Достаточно этих ссылок, чтобы видеть, в какой степени Ницше материалист и атеист. Душа и Бог — суеверия. И этим объясняется скачок Ницше от человека-животного к сверхчеловеку, — минуя стадию “человека” в истинном смысле этого слова. Неудивительно, что этот последовательный материалист, атеист и эволюционист на почве морали повторяет уже без всякого скептицизма и ложного стыда знаменитую мысль Ивана Карамазова, так блистательно оправданную Смердяковым, что если кто не верит в Бога и в бессмертие души, тому “все позволено”.

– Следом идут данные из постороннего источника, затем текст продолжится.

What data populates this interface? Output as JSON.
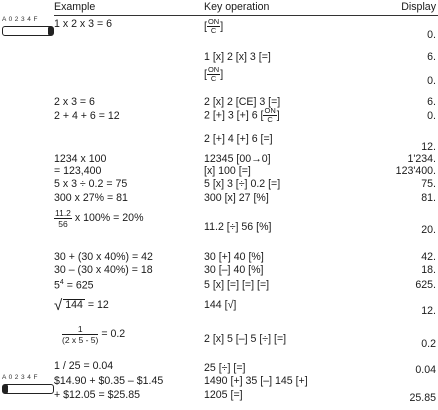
{
  "header": {
    "example": "Example",
    "key": "Key operation",
    "display": "Display"
  },
  "selector": {
    "label": "A 0 2 3 4 F",
    "setting_1": "A",
    "setting_2": "A"
  },
  "rows": {
    "r1": {
      "example": "1 x 2 x 3 = 6",
      "key_pre": "[",
      "key_post": "]",
      "display": "0."
    },
    "r2": {
      "key": "1 [x] 2 [x] 3 [=]",
      "display": "6."
    },
    "r3": {
      "key_pre": "[",
      "key_post": "]",
      "display": "0."
    },
    "r4": {
      "example": "2 x 3 = 6",
      "key": "2 [x] 2 [CE] 3 [=]",
      "display": "6."
    },
    "r5": {
      "example": "2 + 4 + 6 = 12",
      "key_pre": "2 [+] 3 [+] 6 [",
      "key_post": "]",
      "display": "0."
    },
    "r6": {
      "key": "2 [+] 4 [+] 6 [=]",
      "display": "12."
    },
    "r7": {
      "example": "1234 x 100",
      "key": "12345 [00→0]",
      "display": "1'234."
    },
    "r8": {
      "example": "= 123,400",
      "key": "[x] 100 [=]",
      "display": "123'400."
    },
    "r9": {
      "example": "5 x 3 ÷ 0.2 = 75",
      "key": "5 [x] 3 [÷] 0.2 [=]",
      "display": "75."
    },
    "r10": {
      "example": "300 x 27% = 81",
      "key": "300 [x] 27 [%]",
      "display": "81."
    },
    "r11": {
      "frac_num": "11.2",
      "frac_den": "56",
      "example_post": "x 100% = 20%",
      "key": "11.2 [÷] 56 [%]",
      "display": "20."
    },
    "r12": {
      "example": "30 + (30 x 40%) = 42",
      "key": "30 [+] 40 [%]",
      "display": "42."
    },
    "r13": {
      "example": "30 – (30 x 40%) = 18",
      "key": "30 [–] 40 [%]",
      "display": "18."
    },
    "r14": {
      "base": "5",
      "exp": "4",
      "example_post": " = 625",
      "key": "5 [x] [=] [=] [=]",
      "display": "625."
    },
    "r15": {
      "radicand": "144",
      "example_post": " = 12",
      "key_pre": "144 [",
      "key_post": "]",
      "display": "12."
    },
    "r16": {
      "frac_num": "1",
      "frac_den": "(2 x 5 - 5)",
      "example_post": "= 0.2",
      "key": "2 [x] 5 [–] 5 [÷] [=]",
      "display": "0.2"
    },
    "r17": {
      "example": "1 / 25 = 0.04",
      "key": "25 [÷] [=]",
      "display": "0.04"
    },
    "r18": {
      "example": "$14.90 + $0.35 – $1.45",
      "key": "1490 [+] 35 [–] 145 [+]"
    },
    "r19": {
      "example": "+ $12.05 = $25.85",
      "key": "1205 [=]",
      "display": "25.85"
    }
  },
  "key_symbols": {
    "on": "ON",
    "c": "C",
    "sqrt": "√"
  }
}
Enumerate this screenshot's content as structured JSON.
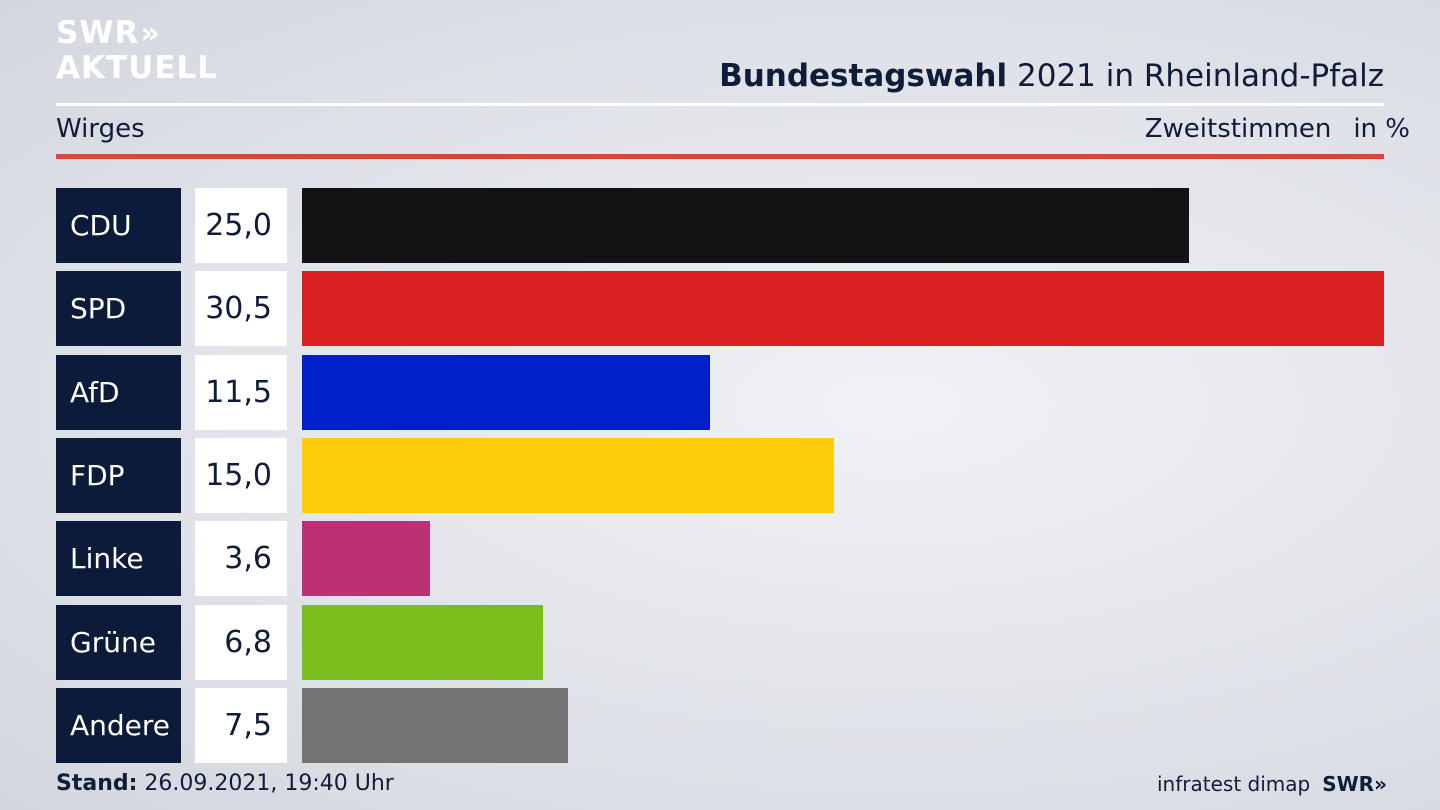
{
  "logo": {
    "line1": "SWR",
    "line1_chevrons": "»",
    "line2": "AKTUELL"
  },
  "header": {
    "title_bold": "Bundestagswahl",
    "title_rest": "2021 in Rheinland-Pfalz",
    "district": "Wirges",
    "measure": "Zweitstimmen",
    "unit": "in %"
  },
  "chart_data": {
    "type": "bar",
    "orientation": "horizontal",
    "categories": [
      "CDU",
      "SPD",
      "AfD",
      "FDP",
      "Linke",
      "Grüne",
      "Andere"
    ],
    "values": [
      25.0,
      30.5,
      11.5,
      15.0,
      3.6,
      6.8,
      7.5
    ],
    "value_labels": [
      "25,0",
      "30,5",
      "11,5",
      "15,0",
      "3,6",
      "6,8",
      "7,5"
    ],
    "colors": [
      "#131313",
      "#d92121",
      "#0021c9",
      "#ffcc0a",
      "#be3075",
      "#7abe1e",
      "#737373"
    ],
    "xlim": [
      0,
      30.5
    ],
    "grid": false,
    "legend": "none"
  },
  "footer": {
    "stand_label": "Stand:",
    "stand_value": "26.09.2021, 19:40 Uhr",
    "source": "infratest dimap",
    "brand": "SWR",
    "brand_chevrons": "»"
  }
}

Совершенно другое теоретическое миросозерцание исповедует Лев Толстой. Кому знакомо сочинение Толстого “О жизни” (см. XIII т. “Полного собрания”), тот знает, какая глубокая пропасть лежит для него между животным и разумным сознанием, между зверем и человеком, — какие страстные усилия он делает для оправдания бессмертия души и идеи вечной жизни, как, сбиваясь иногда с идеи личного бессмертия “души” на идею безличного бессмертия “духа”, он тем не менее настойчиво отстаивает мысль о вечности духовной жизни, о невозможности полной смерти. Верит ли Толстой в живого Бога? Да, верит, глубоко верит. Он верит даже в молитву и в таинственное посредство вечного существа между душами людей живущих. Толстой верит в волю Пославшего нас — в мир вечной правды и абсолютного добра. Но зато Толстой не верит во внешний, материальный, технический прогресс. Он проповедует возвращение к “человеку”, а не изобретение крылатого и оперенного “сверхчеловека”. “Царствие Божие внутрь вас есть”. Оно уже дано всецело в великих потенциях человеческой души, оно уже не раз проявлялось и ярко светило в назидание всем смертным. Все развитие и эволюция сводятся к росту духовной, нравственной личности человека. Для этого нужно возвратиться к чистому учению Евангелия. “Любите врагов ваших, благотворите ненавидящим вас”. Мир душевный, отречение от всяческой суеты, а не внешний прогресс организации личности и общества, — вот истинная цель человека, его счастье, источник его нравственного удовлетворения.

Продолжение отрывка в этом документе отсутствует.